Eravamo rimasti con una piccola indiscrezione, quasi una promessa, con i Vegetable G. Quella di un album in italiano. È stata mantenuta e messa in programma per settembre. Nell'attesa, questo ep ne è la brillante anticipazione, generoso assaggio di ciò che sembra essere destinato a fare scuola nella scena indiepop nostrana.
"La Filastrocca dei Nove Pianeti" è la degna continuazione di un immaginario, ideale artistico intrapreso già dal precedente album, il meraviglioso "Calvino", contenitore di viaggi cosmici, di una fantascienza tenera e giocosa, della tenerezza dell'infanzia. Rispetto al passato, c'è un segnale forte e palpabile. Un'evoluzione. L'uso della nostra lingua. Un utilizzo che dona alla loro musica non solo l'immediatezza delle liriche, ma anche il gusto nel plasmare ogni singola parola, nel riverberare rime, suoni, accenti con le cavalcate spaziali di cui sono maestri incontrastati. Il passaggio linguistico non disperde l'intensità della loro musica, né accartoccia le idee e gli spunti che li hanno resi una variabile folle nel panorama indipendente nostrano.

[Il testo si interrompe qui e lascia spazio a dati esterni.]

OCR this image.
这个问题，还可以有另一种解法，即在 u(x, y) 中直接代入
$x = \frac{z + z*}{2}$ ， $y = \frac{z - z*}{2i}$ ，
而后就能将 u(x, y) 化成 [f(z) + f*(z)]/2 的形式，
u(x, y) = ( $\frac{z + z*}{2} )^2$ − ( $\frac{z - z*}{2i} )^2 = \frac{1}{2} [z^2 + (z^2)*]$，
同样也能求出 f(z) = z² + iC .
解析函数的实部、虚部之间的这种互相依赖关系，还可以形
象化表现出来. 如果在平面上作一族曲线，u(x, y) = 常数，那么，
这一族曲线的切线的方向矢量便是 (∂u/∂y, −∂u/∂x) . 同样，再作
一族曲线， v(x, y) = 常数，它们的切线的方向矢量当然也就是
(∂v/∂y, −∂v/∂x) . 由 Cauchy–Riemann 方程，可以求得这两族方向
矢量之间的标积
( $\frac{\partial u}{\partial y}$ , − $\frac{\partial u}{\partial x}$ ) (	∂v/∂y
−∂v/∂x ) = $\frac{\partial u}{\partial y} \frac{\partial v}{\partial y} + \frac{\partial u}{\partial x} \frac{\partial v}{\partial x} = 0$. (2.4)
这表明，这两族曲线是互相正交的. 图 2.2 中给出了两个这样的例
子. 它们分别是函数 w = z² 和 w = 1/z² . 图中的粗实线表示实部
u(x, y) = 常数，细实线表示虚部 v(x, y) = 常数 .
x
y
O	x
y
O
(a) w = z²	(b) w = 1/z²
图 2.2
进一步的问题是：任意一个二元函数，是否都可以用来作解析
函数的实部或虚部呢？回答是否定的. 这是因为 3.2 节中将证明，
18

Cosa rimane? Il bellissimo finale de "La Fine di una Meteora", tra Elettronoir, Carpacho e Bangles. Una magia che emana le prime luci, folgoranti, provenienti da un pianeta lontano, impulsi che troveranno una giusta conferma in un lavoro che si preannuncia importante. Presente, futuro. "Negli occhi neri e negli occhi blu / c'è la scatola nera dei nostri destini". Un ritornello che vale più di cento comizi e mille slogan giovanilistici. Emozionante. Delicato e soffice come i colori di una nebulosa.